Dochterlief schrijft een eindwerk. Niet geheel toevallig koos ze als onderwerp de impact van de kledingindustrie op het milieu (cf. Van broekspijp tot hemdsmouw (2022)). Zij was eerst. Dat een kwaliteitskrant besliste om deze weken te berichten over fast fashion was geheel toevallig, maar wel bijzonder interessant. Als gevolg kan ik nu niet meer zorgeloos door een winkelstraat lopen. Gelukkig kom ik niet zo vaak in winkelstraten. Een dagje shoppen staat namelijk niet op mijn lijst van hobby's. Maar ik fiets of stap wel regelmatig door een winkelstraat, meestal gewoon een kwestie van de kortste weg tussen twee punten. Nu kan ik dat niet meer doen zonder te denken aan het feit dat we toch zo fout bezig zijn. En met de dringende vraag hoe we dat ooit samen gaan keren.

 

Niet dat ik vroeger onwetend was, of elk seizoen mijn kleerkast vernieuwde, maar toch. Als je echt de cijfers kent, als je denkt aan de afvalbergen, de vervuiling en het onrecht dat wij elders in de wereld veroorzaken, dan kan je dat stemmetje ergens in een hoekje van je brein niet zo makkelijk het zwijgen opleggen en zorgeloos langs alle etalages lopen.

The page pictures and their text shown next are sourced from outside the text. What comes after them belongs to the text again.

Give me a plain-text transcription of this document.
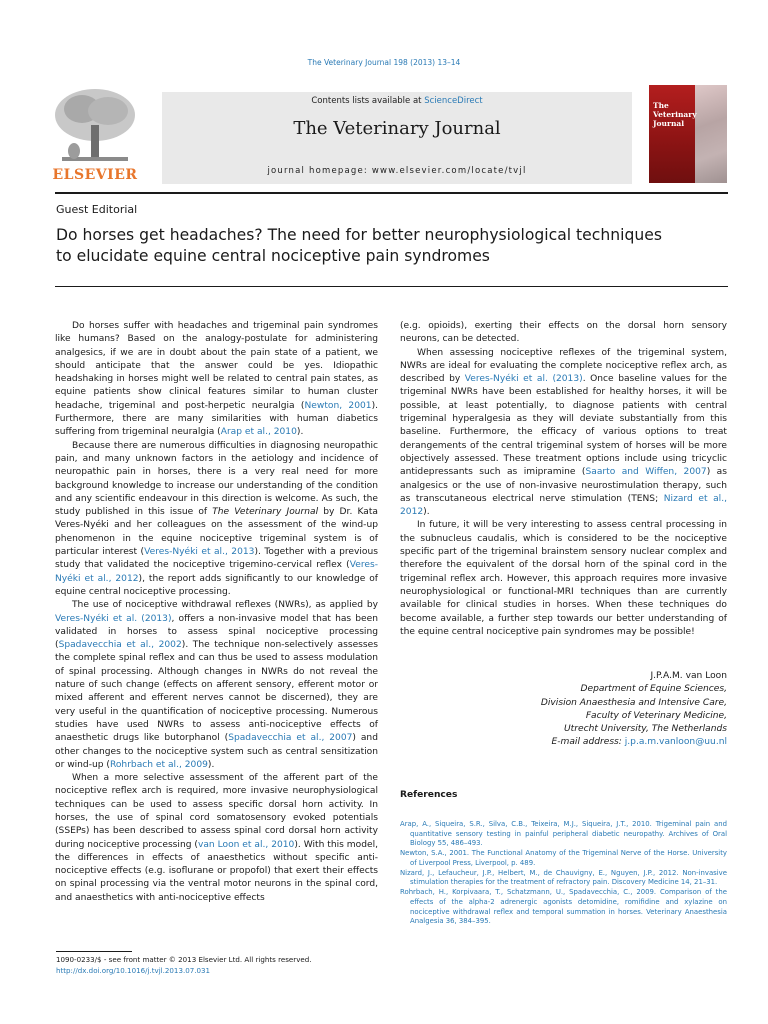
The Veterinary Journal 198 (2013) 13–14
ELSEVIER
Contents lists available at ScienceDirect
The Veterinary Journal
journal homepage: www.elsevier.com/locate/tvjl
The
Veterinary
Journal
Guest Editorial
Do horses get headaches? The need for better neurophysiological techniques
to elucidate equine central nociceptive pain syndromes

Do horses suffer with headaches and trigeminal pain syndromes like humans? Based on the analogy-postulate for administering analgesics, if we are in doubt about the pain state of a patient, we should anticipate that the answer could be yes. Idiopathic headshaking in horses might well be related to central pain states, as equine patients show clinical features similar to human cluster headache, trigeminal and post-herpetic neuralgia (Newton, 2001). Furthermore, there are many similarities with human diabetics suffering from trigeminal neuralgia (Arap et al., 2010).

Because there are numerous difficulties in diagnosing neuropathic pain, and many unknown factors in the aetiology and incidence of neuropathic pain in horses, there is a very real need for more background knowledge to increase our understanding of the condition and any scientific endeavour in this direction is welcome. As such, the study published in this issue of The Veterinary Journal by Dr. Kata Veres-Nyéki and her colleagues on the assessment of the wind-up phenomenon in the equine nociceptive trigeminal system is of particular interest (Veres-Nyéki et al., 2013). Together with a previous study that validated the nociceptive trigemino-cervical reflex (Veres-Nyéki et al., 2012), the report adds significantly to our knowledge of equine central nociceptive processing.

The use of nociceptive withdrawal reflexes (NWRs), as applied by Veres-Nyéki et al. (2013), offers a non-invasive model that has been validated in horses to assess spinal nociceptive processing (Spadavecchia et al., 2002). The technique non-selectively assesses the complete spinal reflex and can thus be used to assess modulation of spinal processing. Although changes in NWRs do not reveal the nature of such change (effects on afferent sensory, efferent motor or mixed afferent and efferent nerves cannot be discerned), they are very useful in the quantification of nociceptive processing. Numerous studies have used NWRs to assess anti-nociceptive effects of anaesthetic drugs like butorphanol (Spadavecchia et al., 2007) and other changes to the nociceptive system such as central sensitization or wind-up (Rohrbach et al., 2009).

When a more selective assessment of the afferent part of the nociceptive reflex arch is required, more invasive neurophysiological techniques can be used to assess specific dorsal horn activity. In horses, the use of spinal cord somatosensory evoked potentials (SSEPs) has been described to assess spinal cord dorsal horn activity during nociceptive processing (van Loon et al., 2010). With this model, the differences in effects of anaesthetics without specific anti-nociceptive effects (e.g. isoflurane or propofol) that exert their effects on spinal processing via the ventral motor neurons in the spinal cord, and anaesthetics with anti-nociceptive effects

(e.g. opioids), exerting their effects on the dorsal horn sensory neurons, can be detected.

When assessing nociceptive reflexes of the trigeminal system, NWRs are ideal for evaluating the complete nociceptive reflex arch, as described by Veres-Nyéki et al. (2013). Once baseline values for the trigeminal NWRs have been established for healthy horses, it will be possible, at least potentially, to diagnose patients with central trigeminal hyperalgesia as they will deviate substantially from this baseline. Furthermore, the efficacy of various options to treat derangements of the central trigeminal system of horses will be more objectively assessed. These treatment options include using tricyclic antidepressants such as imipramine (Saarto and Wiffen, 2007) as analgesics or the use of non-invasive neurostimulation therapy, such as transcutaneous electrical nerve stimulation (TENS; Nizard et al., 2012).

In future, it will be very interesting to assess central processing in the subnucleus caudalis, which is considered to be the nociceptive specific part of the trigeminal brainstem sensory nuclear complex and therefore the equivalent of the dorsal horn of the spinal cord in the trigeminal reflex arch. However, this approach requires more invasive neurophysiological or functional-MRI techniques than are currently available for clinical studies in horses. When these techniques do become available, a further step towards our better understanding of the equine central nociceptive pain syndromes may be possible!

J.P.A.M. van Loon
Department of Equine Sciences,
Division Anaesthesia and Intensive Care,
Faculty of Veterinary Medicine,
Utrecht University, The Netherlands
E-mail address: j.p.a.m.vanloon@uu.nl
References
Arap, A., Siqueira, S.R., Silva, C.B., Teixeira, M.J., Siqueira, J.T., 2010. Trigeminal pain and quantitative sensory testing in painful peripheral diabetic neuropathy. Archives of Oral Biology 55, 486–493.
Newton, S.A., 2001. The Functional Anatomy of the Trigeminal Nerve of the Horse. University of Liverpool Press, Liverpool, p. 489.
Nizard, J., Lefaucheur, J.P., Helbert, M., de Chauvigny, E., Nguyen, J.P., 2012. Non-invasive stimulation therapies for the treatment of refractory pain. Discovery Medicine 14, 21–31.
Rohrbach, H., Korpivaara, T., Schatzmann, U., Spadavecchia, C., 2009. Comparison of the effects of the alpha-2 adrenergic agonists detomidine, romifidine and xylazine on nociceptive withdrawal reflex and temporal summation in horses. Veterinary Anaesthesia Analgesia 36, 384–395.
1090-0233/$ - see front matter © 2013 Elsevier Ltd. All rights reserved.
http://dx.doi.org/10.1016/j.tvjl.2013.07.031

Afgelopen week ging ik op zoek naar een nieuw kledingstuk. Dat was al bijna een jaar geleden en één van mijn broeken leek nu toch wel voor niets anders meer geschikt dan een wandeling in de natuur, en liefst zonder het risico andere wandelaars tegen te komen. Tijdens het slenteren langs de overvolle kledingrekken bedacht ik dat het misschien toch niet zo erg was om iets te kopen. Ik kon een broek redden van de afvalberg vooraleer hij moest plaatsmaken voor de nieuwe collectie.  

Binnen enkele dagen zal me gevraagd worden het hoofdstuk over de oplossingen in het eindwerk kritisch na te lezen. Benieuwd of dat hoopvol zal zijn. Het lijkt nochtans eenvoudig. We vervangen “fast” door “slow”, niet?